Come eliminare le alghe dalla piscina

Le alghe sono minuscoli esseri unicellulari (o pluricellulari, a seconda delle tipologie) che si riproducono ad una velocità esponenziale a seconda della quantità di luce solare, acqua e calore a loro disposizione. E’ dunque facile capire come d’estate, quando la luce e il calore sono al massimo, la riproduzione delle alghe diventi un fenomeno naturale e talvolta difficilmente controllabile.
E’ quindi necessario agire continuamente sulla produzione di alghe, dato che le spore di questi organismi vengono trasportate in moltissimi modi fino all’acqua della piscina (con la polvere del vento, anche da orti o giardini adiacenti, o tramite l’acqua dei pozzi che rispetto a quella di acquedotto contiene una quantità elevatissima di spore che una volta in superficie e a contatto con la luce, crescono rapidamente). Anche semplicemente tagliando l’erba del prato adiacente alla piscina si rischia di far entrare in acqua polvere e spore, mentre piante poste nelle vicinanze lasciano cadere nell’acqua mucillaggine e polline che nutrono le alghe.

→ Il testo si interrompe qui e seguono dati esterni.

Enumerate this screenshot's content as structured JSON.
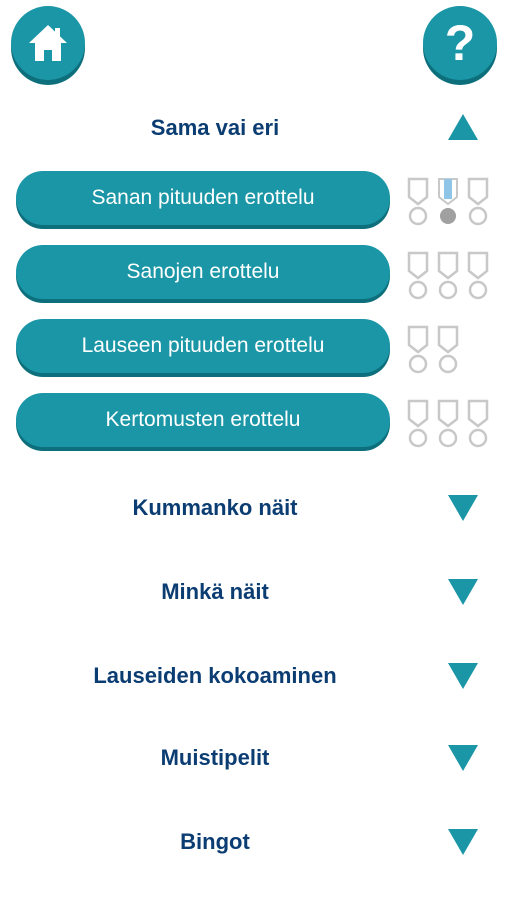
{
  "header": {
    "home_icon": "home-icon",
    "help_symbol": "?"
  },
  "colors": {
    "primary": "#1a96a6",
    "shadow": "#0d6f7b",
    "title_text": "#0b3d73",
    "medal_outline": "#c8c8c8",
    "medal_earned": "#a0a0a0",
    "ribbon_blue": "#8fc6e8"
  },
  "open_section": {
    "title": "Sama vai eri",
    "toggle_icon": "triangle-up-icon",
    "games": [
      {
        "label": "Sanan pituuden erottelu",
        "medals": [
          0,
          1,
          0
        ]
      },
      {
        "label": "Sanojen erottelu",
        "medals": [
          0,
          0,
          0
        ]
      },
      {
        "label": "Lauseen pituuden erottelu",
        "medals": [
          0,
          0
        ]
      },
      {
        "label": "Kertomusten erottelu",
        "medals": [
          0,
          0,
          0
        ]
      }
    ]
  },
  "collapsed_sections": [
    {
      "title": "Kummanko näit",
      "toggle_icon": "triangle-down-icon"
    },
    {
      "title": "Minkä näit",
      "toggle_icon": "triangle-down-icon"
    },
    {
      "title": "Lauseiden kokoaminen",
      "toggle_icon": "triangle-down-icon"
    },
    {
      "title": "Muistipelit",
      "toggle_icon": "triangle-down-icon"
    },
    {
      "title": "Bingot",
      "toggle_icon": "triangle-down-icon"
    }
  ]
}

Le alghe possono essere di vari tipi; vi sono le alghe verdi, ricche di clorofilla, quelle nere e grigiastre (che di preferenza di attaccano alle superfici piastrellate e tra le fughe della pavimentazione), le infiorescenze miste a ferro rossastre e brune. Vi sono poi alghe che crescono libere in tutto lo specchio d’acqua o quelle che si attaccano di preferenza alle pareti, quelle che si insediano sugli attrezzi della piscina (scalette, bordi ecc) e quelle che colpiscono prevalentemente gli angoli meno raggiunti dal ricambio dell’acqua. Infatti uno dei modi principali per scongiurare la formazione di alghe nelle piscine non è solo quello di usare i giusti prodotti, ma assicurarsi soprattutto che questi vengano distribuiti uniformemente e in modo continuativo in tutto lo specchio d’acqua. Per questo motivo è essenziale studiare attentamente la collocazione dei bocchettoni di passaggio dell’acqua di ricambio, e fare in modo che i prodotti circolino anche negli skimmer e nei filtri, terreno fertile per la proliferazione di alghe.
Una volta studiato un buon sistema di ricambio, i prodotti da usare sono di norma quattro; prima di tutto ci si deve dotare di un rilevatore di ph (che misura l’alcalinità dell’acqua, che deve attestarsi sui 7 gradi francesi –acqua denominata “dolce”-), un disinfettante a base di cloro per sanitizzare l’acqua, un prodotto per aumentare e uno per abbassare il ph dell’acqua qualora fosse diverso da quello consigliato. Il cloro va aggiunto regolarmente all’’acqua, per mantenerla pulita e sanitizzata, ma senza oltrepassare le dosi consigliate; in questo caso si avrà l’’inconveniente di una balneazione spiacevole e irritante.
Inoltre già mantenere il ph corretto evita la formazione di alghe e depositi calcarei (macchie grigie), ma all’’occorrenza, quando le macchie di alghe sono molto evidenti, è necessario agire con una clorazione supplementare (in genere effettuando un trattamento con 30 gr di cloro per metro cubo di acqua). E’ necessario a questo punto rimuovere i residui con una spazzola dura e far circolare l’impianto fino al ripristino delle condizioni ottimali (48/52 h).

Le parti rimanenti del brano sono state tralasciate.